研究課題
高精度放射線治療の一つである強度変調放射線治療(IMRT)では治療前に実測による検証を実施する。しかしながら、3次元線量分布の実測は難しく、治療範囲全体を通した検証をすることはいまだ困難である。また、IMRTでは複雑な機器動作を伴うため、線量分布の測定と共に治療機器の動作も捉えられれば、詳細な検証を行うことができ、より安全で正確な放射線治療の提供に繋がる。申請者は新たにプラスチックシンチレータ(PS)から得られるシンチレーション光を外部からCCD(Charge-Coupled Device)カメラを用いて取得することで、3次元線量分布並びに機器動作を同時に測定できる検出器を提案した。H30年度の実施内容と成果は以下の通りである。1)試作機の制作:円柱状PSと冷却CCDカメラから構成される試作機を制作した。放射治療機のX線照射に対して、十分な光量でシンチレーション光を観測できることを確認した。2)収集光量の特性評価:CCDカメラで収集されたシンチレーション光の光量(収集光量)と吸収線量の間には直線関係が認められ、収集光量から吸収線量を評価できると確認した。3)線量分布検証:強度変調放射線治療専用装置を用い、CCDカメラで測定したシンチレーション光の光量分布と治療計画装置から得られる線量分布を比較した。PS内におけるシンチレーション光の散乱を考慮することで1%以内の精度で線量分布の検証が行えると分かった。4)マルチリーフコリメータ(MLC)の動作検証:フレーム毎に記録されたシンチレーション光の時間変化からMLC動作を求め、治療計画のMLC動作と比較した。97%以上の感度・特異度並びに2%以内の精度でMLC動作を測定できることが分かった。H30年度の研究成果から、十分な精度で線量分布並びにMLC動作の測定が行えることが分かった。以上の結果は国内学会にて発表した。
2: おおむね順調に進展している
H30年度は研究計画に則し、試作機の制作、CCDカメラで得られるシンチレーション光の特性評価、光量分布測定並びに補正法の検討、線量分布との比較、放射線治療機器の動作測定、機器動作の比較法の検討を行い、十分な精度を有していることを確認した。大凡順調に研究開発が進んでいるため、自己点検評価を「(2)おおむね順調に進展している」とした。
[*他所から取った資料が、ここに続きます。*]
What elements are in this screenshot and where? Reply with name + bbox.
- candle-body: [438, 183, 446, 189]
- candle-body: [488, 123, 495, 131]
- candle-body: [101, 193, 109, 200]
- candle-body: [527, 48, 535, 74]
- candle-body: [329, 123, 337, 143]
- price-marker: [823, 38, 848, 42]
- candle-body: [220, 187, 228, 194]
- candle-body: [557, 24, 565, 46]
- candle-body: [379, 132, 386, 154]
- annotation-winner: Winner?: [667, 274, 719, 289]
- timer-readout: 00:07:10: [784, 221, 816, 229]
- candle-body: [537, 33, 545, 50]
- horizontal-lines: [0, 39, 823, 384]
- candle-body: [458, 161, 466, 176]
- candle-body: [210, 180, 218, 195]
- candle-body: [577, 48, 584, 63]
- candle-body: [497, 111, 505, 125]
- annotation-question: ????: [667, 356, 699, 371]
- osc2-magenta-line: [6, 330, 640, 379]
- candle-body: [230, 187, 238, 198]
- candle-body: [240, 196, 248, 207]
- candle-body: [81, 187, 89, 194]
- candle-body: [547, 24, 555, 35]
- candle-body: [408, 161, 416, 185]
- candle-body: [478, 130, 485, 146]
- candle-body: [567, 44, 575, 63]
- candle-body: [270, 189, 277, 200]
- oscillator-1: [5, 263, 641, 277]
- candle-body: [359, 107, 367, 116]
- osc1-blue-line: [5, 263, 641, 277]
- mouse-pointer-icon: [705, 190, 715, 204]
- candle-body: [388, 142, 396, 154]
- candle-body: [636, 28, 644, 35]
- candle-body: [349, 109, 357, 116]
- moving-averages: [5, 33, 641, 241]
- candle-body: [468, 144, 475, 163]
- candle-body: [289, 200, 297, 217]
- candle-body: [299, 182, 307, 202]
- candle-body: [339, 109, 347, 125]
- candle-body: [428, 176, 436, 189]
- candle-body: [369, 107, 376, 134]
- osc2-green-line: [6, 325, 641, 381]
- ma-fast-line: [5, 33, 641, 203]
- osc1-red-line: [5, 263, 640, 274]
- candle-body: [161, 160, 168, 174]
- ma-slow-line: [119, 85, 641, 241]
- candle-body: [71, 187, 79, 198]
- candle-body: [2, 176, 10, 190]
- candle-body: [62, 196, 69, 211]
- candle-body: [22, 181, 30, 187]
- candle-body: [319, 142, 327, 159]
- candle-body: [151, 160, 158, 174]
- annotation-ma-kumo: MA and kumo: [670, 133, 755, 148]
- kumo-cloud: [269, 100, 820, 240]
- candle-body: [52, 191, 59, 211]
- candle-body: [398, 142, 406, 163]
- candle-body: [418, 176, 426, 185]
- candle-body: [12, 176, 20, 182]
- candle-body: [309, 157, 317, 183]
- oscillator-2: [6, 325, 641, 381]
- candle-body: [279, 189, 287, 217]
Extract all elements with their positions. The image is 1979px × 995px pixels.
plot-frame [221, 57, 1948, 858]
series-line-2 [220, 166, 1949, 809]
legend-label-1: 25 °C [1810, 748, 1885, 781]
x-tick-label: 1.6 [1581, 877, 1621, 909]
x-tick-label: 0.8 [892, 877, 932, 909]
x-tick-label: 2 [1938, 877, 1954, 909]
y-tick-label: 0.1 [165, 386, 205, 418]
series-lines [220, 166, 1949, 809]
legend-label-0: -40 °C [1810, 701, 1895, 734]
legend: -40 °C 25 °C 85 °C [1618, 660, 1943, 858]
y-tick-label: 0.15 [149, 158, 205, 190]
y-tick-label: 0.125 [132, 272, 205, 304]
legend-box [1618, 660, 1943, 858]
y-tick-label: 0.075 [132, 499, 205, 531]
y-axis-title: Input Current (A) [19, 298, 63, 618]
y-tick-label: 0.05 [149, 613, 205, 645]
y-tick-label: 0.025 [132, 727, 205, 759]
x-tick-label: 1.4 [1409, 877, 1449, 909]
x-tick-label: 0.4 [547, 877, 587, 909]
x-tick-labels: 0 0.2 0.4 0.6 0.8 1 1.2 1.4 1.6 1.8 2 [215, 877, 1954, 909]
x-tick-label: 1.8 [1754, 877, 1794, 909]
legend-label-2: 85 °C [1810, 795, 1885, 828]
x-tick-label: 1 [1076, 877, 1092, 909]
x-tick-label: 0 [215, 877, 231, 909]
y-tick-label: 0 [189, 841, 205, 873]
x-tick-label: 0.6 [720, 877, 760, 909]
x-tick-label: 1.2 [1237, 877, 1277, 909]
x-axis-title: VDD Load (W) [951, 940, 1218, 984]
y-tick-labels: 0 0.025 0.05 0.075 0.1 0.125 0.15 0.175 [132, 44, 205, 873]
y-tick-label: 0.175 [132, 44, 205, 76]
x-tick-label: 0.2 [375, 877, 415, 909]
引き続き申請書の予定に沿って研究を推進する。今年度は昨年度に研究開発した試作機を深さ方向の情報が取得できるように改良を加え、3次元線量分布を基にした線量検証法に関して検討を行っていく。また、MLC動作以外の機器動作の取得法や検証法に関しても検討を行っていく。医学物理学、放射線腫瘍学、基礎物理学の専門家を含めた協力体制の上で研究開発を遂行する。
H30年度の研究費でCCDカメラや再構成を行うためのソフトウェアを購入する予定であった。しかしながら、現有のCCDカメラを利用した試作機の評価によって、十分な精度を有していることが判明したため、CCDカメラ等の購入を見送り、当該研究費が生じた。H31年度では3次元線量分布測定のための試作機の改良を行う予定である。基礎検討において精度が不十分な場合には、当該研究費を用いて本検出器に適したCCDカメラを購入する予定である。また、総合試験における消耗品にも使用する予定であり、当初予定していた購入物品とは大きな変更は生じない。H31年度は最終年度のため、これまでの成果のとりまとめとして、国際会議や論文などでの報告を積極的に行っていく。そのため、国際会議や学会・研究会等への参加登録費・出張旅費にも利用する予定である。